In der folgenden Länderspielpause wollen Rummenigge, Präsident Uli Hoeneß und Sportdirektor Hasan Salihamidzic den neuen Chefcoach finden,. Doch wer könnte das sein? Dass die alten Bekannten Ottmar Hitzfeld (68) oder Jupp Heynckes (72) erneut aus der Rente reaktiviert werden, scheint ausgeschlossen. Ebenso wie ein Comeback von Louis van Gaal, der in Paris Augenzeuge des Desasters war, aber mit dem Hoeneß sich sicher nicht wieder Woche für Woche streiten möchte. Und Julian Nagelsmann, schon länger nicht nur Hoeneß’ Favorit für die Zeit nach Ancelotti? Wird in Hoffenheim sicher nicht mitten in der Saison aus seinem Vertrag aussteigen. Also: Bis Saisonende warten? Oder gleich Thomas Tuchel verpflichten, ein Abbild von Pep Guardiola als Trainertyp, und angeblich Rummenigges Favorit?
Das „Prestigespiel“, das „Duell neureich gegen altreich“, beides Wortschöpfungen Rummenigges, hat die Bosse in eine Zwickmühle gebracht. Und besiegelte als (Kurzschluss-)Handlung das Aus von Ancelotti.

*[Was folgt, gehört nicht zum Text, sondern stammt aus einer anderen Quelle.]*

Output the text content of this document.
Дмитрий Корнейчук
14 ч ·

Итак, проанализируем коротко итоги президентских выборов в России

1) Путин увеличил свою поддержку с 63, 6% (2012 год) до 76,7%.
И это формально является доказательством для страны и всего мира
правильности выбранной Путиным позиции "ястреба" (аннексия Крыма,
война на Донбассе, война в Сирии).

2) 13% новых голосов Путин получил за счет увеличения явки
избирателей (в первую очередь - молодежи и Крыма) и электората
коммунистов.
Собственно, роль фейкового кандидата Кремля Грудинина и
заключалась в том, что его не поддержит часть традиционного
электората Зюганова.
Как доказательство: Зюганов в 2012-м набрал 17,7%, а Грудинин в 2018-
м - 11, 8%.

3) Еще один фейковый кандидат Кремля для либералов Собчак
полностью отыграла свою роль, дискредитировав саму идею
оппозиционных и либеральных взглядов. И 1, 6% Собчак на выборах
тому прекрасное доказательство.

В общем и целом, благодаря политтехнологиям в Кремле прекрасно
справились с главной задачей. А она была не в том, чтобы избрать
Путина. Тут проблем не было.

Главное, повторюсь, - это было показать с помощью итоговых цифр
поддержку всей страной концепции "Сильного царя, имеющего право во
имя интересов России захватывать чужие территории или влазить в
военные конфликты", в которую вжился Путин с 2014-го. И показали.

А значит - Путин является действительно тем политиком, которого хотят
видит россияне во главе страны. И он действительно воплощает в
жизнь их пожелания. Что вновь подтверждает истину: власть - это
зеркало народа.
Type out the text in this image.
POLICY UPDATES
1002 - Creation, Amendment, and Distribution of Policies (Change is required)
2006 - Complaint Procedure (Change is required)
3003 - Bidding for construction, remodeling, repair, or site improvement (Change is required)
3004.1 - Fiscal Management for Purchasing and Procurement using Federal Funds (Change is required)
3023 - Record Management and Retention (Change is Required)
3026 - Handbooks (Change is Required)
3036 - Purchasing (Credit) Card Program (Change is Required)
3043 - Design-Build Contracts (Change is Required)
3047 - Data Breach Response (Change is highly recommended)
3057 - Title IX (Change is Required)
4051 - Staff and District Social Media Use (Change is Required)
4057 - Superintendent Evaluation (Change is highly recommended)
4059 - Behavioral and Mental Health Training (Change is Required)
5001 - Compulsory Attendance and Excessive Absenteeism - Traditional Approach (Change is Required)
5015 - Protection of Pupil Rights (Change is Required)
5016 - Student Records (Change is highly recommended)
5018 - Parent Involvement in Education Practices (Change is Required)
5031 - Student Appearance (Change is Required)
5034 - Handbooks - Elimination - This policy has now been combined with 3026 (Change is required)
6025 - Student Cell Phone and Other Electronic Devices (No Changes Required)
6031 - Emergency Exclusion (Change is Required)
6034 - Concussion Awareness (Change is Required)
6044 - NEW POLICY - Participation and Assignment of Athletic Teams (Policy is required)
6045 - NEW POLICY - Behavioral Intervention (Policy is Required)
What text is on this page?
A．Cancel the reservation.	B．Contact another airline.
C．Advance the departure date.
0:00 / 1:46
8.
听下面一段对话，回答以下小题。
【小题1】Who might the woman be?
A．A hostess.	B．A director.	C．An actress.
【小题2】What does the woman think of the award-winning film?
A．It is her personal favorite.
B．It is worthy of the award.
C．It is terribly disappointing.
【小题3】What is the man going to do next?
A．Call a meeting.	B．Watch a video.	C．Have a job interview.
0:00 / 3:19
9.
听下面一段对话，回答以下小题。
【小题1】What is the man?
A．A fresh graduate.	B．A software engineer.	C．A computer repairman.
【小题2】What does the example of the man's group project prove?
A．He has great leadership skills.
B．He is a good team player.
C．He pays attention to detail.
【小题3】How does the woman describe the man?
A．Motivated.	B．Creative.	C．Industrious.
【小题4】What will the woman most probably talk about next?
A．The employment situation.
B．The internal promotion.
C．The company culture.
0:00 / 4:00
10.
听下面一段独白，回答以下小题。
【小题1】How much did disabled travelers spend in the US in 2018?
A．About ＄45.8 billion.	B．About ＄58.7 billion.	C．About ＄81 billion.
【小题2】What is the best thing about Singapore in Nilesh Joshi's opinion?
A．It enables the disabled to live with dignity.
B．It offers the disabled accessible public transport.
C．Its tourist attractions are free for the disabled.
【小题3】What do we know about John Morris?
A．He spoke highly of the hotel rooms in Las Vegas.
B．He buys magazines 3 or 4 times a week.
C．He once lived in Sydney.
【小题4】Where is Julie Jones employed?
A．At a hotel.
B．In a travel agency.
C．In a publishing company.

Woran er gescheitert ist:
Der Zoff mit Ribéry und anderen
Führungsspielern: Auf Franck Ribéry bei seinem wohl letzten großen Spiel in der Heimat ganz zu verzichten, ist sportlich nachvollziehbar, aber aus zwischenmenschlicher und atmosphärischer Sicht fragwürdig. Ribéry schmollte. Ancelottis Verhältnis zu Jérôme Boateng, angeblich wegen seines Reha-Plans auf der Tribüne, soll schon länger schwer belastet sein, Thomas Müller stichelte schon vor Wochen, auch Arjen Robben und Mats Hummels schienen auf Distanz gegangen zu sein. „Die Tatsache, dass der Trainer aus meiner Sicht in den letzten Tagen fünf wichtige Spieler auf einen Schlag gegen sich gebracht hat, das hätte er niemals durchgehalten“, sagte auch Hoeneß am Donnerstagabend der „Funke Mediengruppe“. Zum ersten Mal verlor Ancelotti, der große Spielerversteher des Fußballs, eine Mannschaft.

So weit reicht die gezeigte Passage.